The economic value of creative and innovative based industries is captured in a person or company's ideas and inventions. These assets are often protected through intellectual property rights such as patents, trademarks, and copyrights, which prevent others from stealing or replicating original ideas without permission.
These robust sectors wouldn't exist without laws and policies that respect the substantial value they add to their products and services and enable them to reap the benefits of their work.
That’s because these businesses and inventors all face massive upfront costs.
Film studios must spend hundreds of millions of dollars to create a major motion picture. Biopharmaceutical companies frequently spend billions to research and develop a single medicine with no guarantee that medicine will ever make it to market. Record companies spend more than a quarter of their revenue on discovering and promoting new artists.
If rivals could swoop in and produce cheap, knock-off copies, after all the hard creative work has been done, there'd simply be no way for the creators and innovators to earn back their investments.
Needless to say, that would cripple significant segments of the American economy. All told, IP-intensive sectors added more than $6 trillion to U.S. GDP in 2014. Together, IP-based start-ups, small businesses, and larger companies support more than 45 million jobs in the United States with workers earning nearly 40 percent more than their counterparts in non-IP intensive sectors.
On top of the many benefits to the United States, the products developed by creative and innovative based industries are shared around the world. The United States exports roughly $130 billion of IP-intensive products each year.
Unfortunately, illegal actions that deprive inventors of the economic rights to their IP, such as counterfeiting, piracy, and other intellectual property theft, threaten the ability of creators and inventors to continue investing and creating jobs. For instance, U.S. companies lose a cumulative $250 billion annually to digital theft.
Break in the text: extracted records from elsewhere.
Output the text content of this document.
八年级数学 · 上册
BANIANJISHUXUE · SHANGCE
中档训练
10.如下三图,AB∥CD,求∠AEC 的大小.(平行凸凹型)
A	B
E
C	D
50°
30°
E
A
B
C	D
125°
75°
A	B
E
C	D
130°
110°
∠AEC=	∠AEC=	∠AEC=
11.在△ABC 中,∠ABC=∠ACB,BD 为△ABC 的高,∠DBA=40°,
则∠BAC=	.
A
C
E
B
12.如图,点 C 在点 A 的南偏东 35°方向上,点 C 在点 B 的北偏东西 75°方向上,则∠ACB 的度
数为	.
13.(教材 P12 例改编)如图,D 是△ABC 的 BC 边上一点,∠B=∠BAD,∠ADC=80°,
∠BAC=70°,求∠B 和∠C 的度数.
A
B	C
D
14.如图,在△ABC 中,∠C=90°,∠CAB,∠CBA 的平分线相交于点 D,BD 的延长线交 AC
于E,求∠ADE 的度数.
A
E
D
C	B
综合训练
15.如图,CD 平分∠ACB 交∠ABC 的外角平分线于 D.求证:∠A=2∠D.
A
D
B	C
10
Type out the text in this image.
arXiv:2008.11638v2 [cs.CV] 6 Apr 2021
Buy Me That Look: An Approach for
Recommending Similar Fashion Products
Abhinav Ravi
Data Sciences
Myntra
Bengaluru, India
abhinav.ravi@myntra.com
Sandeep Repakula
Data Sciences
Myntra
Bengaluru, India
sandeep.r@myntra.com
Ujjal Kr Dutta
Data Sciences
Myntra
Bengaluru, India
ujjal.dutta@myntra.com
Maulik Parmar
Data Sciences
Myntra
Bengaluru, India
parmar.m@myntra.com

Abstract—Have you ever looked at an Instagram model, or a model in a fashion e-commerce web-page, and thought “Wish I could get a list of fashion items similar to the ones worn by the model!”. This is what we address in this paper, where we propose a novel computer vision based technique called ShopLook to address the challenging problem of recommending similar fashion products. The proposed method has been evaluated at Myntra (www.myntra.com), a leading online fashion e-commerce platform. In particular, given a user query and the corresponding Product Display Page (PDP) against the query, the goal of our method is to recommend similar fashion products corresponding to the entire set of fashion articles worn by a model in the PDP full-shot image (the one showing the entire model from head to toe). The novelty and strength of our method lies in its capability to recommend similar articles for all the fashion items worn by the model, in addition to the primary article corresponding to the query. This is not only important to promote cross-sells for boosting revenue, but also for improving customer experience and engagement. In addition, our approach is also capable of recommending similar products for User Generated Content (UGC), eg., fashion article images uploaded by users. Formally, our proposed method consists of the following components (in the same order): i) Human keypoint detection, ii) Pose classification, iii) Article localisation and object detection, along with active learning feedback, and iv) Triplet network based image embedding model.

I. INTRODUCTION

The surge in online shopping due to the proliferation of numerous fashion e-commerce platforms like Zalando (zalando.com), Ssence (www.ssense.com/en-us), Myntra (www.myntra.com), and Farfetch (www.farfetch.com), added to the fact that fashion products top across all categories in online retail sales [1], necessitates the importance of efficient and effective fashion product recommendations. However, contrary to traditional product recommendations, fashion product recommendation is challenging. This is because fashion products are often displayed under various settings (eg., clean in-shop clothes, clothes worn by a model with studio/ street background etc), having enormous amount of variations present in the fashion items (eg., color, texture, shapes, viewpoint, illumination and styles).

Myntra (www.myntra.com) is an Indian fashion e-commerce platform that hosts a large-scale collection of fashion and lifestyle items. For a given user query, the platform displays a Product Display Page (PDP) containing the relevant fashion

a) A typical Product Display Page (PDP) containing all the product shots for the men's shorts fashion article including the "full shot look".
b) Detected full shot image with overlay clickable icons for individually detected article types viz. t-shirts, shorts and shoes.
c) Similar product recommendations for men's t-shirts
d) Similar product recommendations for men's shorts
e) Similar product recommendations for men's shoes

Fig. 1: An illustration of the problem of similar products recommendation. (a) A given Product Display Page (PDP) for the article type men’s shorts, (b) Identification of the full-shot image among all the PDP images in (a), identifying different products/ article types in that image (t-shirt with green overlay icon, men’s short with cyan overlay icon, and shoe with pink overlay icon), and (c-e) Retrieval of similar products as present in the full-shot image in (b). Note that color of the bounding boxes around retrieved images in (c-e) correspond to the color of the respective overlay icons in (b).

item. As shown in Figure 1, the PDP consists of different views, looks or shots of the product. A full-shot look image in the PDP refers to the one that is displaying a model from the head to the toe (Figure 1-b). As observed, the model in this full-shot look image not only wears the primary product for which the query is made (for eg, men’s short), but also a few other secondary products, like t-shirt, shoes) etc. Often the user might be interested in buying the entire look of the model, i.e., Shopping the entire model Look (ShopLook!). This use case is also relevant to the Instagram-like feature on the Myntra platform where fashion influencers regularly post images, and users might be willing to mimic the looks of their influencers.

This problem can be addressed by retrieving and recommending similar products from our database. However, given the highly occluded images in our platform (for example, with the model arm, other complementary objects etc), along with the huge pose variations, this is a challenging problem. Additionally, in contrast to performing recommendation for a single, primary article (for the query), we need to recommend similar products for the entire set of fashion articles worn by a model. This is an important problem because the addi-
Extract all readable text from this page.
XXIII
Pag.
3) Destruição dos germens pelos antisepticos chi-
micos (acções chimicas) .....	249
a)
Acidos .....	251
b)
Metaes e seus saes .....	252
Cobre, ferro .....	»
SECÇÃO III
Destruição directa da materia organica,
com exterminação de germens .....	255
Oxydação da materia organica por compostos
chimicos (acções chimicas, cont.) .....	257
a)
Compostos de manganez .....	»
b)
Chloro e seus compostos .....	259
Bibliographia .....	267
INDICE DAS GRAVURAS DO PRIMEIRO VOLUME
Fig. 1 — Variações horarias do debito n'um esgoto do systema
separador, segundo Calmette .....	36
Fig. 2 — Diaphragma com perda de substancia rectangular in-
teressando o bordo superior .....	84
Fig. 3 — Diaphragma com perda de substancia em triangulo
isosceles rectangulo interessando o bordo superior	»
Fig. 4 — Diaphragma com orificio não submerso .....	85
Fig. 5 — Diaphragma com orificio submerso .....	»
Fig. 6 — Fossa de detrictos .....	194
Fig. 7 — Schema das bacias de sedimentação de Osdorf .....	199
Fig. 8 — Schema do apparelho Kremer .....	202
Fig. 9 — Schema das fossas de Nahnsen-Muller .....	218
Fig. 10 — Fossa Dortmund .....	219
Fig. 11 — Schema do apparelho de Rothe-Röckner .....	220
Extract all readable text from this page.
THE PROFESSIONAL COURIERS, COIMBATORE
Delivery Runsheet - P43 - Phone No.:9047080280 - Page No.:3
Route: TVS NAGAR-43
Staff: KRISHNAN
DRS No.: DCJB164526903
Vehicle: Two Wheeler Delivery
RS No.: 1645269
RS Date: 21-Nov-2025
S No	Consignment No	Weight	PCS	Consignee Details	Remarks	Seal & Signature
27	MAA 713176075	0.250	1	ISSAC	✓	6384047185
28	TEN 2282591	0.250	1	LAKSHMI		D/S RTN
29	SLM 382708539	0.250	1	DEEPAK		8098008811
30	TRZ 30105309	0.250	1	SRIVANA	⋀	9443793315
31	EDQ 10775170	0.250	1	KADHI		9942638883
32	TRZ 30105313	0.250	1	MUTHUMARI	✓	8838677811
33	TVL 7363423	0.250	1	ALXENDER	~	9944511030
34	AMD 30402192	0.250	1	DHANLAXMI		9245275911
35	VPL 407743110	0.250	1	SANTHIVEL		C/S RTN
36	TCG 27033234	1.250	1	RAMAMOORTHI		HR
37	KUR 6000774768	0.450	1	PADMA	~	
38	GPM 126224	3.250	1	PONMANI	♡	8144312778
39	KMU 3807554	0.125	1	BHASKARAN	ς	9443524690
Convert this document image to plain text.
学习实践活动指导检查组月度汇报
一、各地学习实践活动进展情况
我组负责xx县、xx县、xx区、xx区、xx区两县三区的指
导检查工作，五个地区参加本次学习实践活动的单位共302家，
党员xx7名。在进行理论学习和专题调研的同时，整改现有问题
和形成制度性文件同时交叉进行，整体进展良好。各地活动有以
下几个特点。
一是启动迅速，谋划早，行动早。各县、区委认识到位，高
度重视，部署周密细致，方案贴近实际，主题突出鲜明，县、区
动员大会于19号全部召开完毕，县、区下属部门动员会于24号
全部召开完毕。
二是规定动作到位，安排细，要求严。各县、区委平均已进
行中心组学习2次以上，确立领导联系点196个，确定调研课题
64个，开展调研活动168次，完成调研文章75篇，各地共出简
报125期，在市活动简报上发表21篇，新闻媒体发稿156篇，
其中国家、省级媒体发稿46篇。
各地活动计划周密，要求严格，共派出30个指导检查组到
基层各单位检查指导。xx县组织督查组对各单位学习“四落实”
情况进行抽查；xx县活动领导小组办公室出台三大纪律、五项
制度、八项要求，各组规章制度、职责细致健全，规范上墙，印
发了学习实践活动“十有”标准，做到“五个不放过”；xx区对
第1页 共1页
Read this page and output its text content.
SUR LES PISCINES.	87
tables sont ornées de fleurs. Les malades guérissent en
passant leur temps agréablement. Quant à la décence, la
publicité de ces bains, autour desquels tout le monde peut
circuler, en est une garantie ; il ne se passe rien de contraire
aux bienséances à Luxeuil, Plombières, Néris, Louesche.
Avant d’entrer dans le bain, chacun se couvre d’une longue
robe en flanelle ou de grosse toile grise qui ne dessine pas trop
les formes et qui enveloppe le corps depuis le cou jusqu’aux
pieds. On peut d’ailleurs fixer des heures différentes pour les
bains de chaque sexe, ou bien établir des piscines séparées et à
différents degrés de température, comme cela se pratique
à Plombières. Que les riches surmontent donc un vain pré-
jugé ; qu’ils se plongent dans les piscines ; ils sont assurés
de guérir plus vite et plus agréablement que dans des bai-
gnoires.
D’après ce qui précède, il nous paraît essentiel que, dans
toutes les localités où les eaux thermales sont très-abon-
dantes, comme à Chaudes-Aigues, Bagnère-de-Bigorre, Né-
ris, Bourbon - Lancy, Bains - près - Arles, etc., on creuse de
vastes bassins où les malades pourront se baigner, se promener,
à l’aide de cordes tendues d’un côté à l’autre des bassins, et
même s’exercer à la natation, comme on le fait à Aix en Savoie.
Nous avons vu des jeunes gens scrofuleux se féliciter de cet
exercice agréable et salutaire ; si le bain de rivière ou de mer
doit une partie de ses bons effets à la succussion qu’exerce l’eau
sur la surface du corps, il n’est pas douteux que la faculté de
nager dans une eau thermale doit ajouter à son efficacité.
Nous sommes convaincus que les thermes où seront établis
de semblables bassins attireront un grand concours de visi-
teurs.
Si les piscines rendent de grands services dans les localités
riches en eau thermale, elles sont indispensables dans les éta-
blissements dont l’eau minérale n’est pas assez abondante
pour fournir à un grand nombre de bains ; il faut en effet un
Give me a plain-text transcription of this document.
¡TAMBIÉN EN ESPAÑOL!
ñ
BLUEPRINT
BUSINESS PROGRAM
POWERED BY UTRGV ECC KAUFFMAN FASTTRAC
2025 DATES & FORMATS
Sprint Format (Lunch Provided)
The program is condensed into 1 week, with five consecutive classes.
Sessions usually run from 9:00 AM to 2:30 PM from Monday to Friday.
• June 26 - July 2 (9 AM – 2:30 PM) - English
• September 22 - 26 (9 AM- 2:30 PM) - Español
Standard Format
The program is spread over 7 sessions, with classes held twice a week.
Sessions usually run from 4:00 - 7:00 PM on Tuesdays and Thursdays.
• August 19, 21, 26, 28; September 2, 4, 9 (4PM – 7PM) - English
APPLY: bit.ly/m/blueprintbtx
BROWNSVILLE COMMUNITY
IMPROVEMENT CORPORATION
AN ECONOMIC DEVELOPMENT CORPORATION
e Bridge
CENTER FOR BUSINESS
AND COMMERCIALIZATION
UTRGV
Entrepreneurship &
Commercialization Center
Innovation and creativity drive the American economy. This is our comparative advantage. To safeguard this, U.S. negotiators ought to insist on trade policies that respect innovation and creativity, and ensure strong protections for IP and creative content in the new NAFTA. If they succeed, the new agreement could become the gold standard for all future trade deals.
Bob Barchiesi is the president of the International AntiCounterfeiting Coalition (IACC), James C. Greenwood is the president and CEO of the Biotechnology Innovation Organization (BIO), Charles H. Rivkin is the CEO of the Motion Picture Association of America (MPAA), Cary Sherman is the chairman and CEO of the Recording Industry Association of America (RIAA), and Stephen J. Ubl is the president and CEO of the Pharmaceutical Research and Manufacturers of America (PhRMA).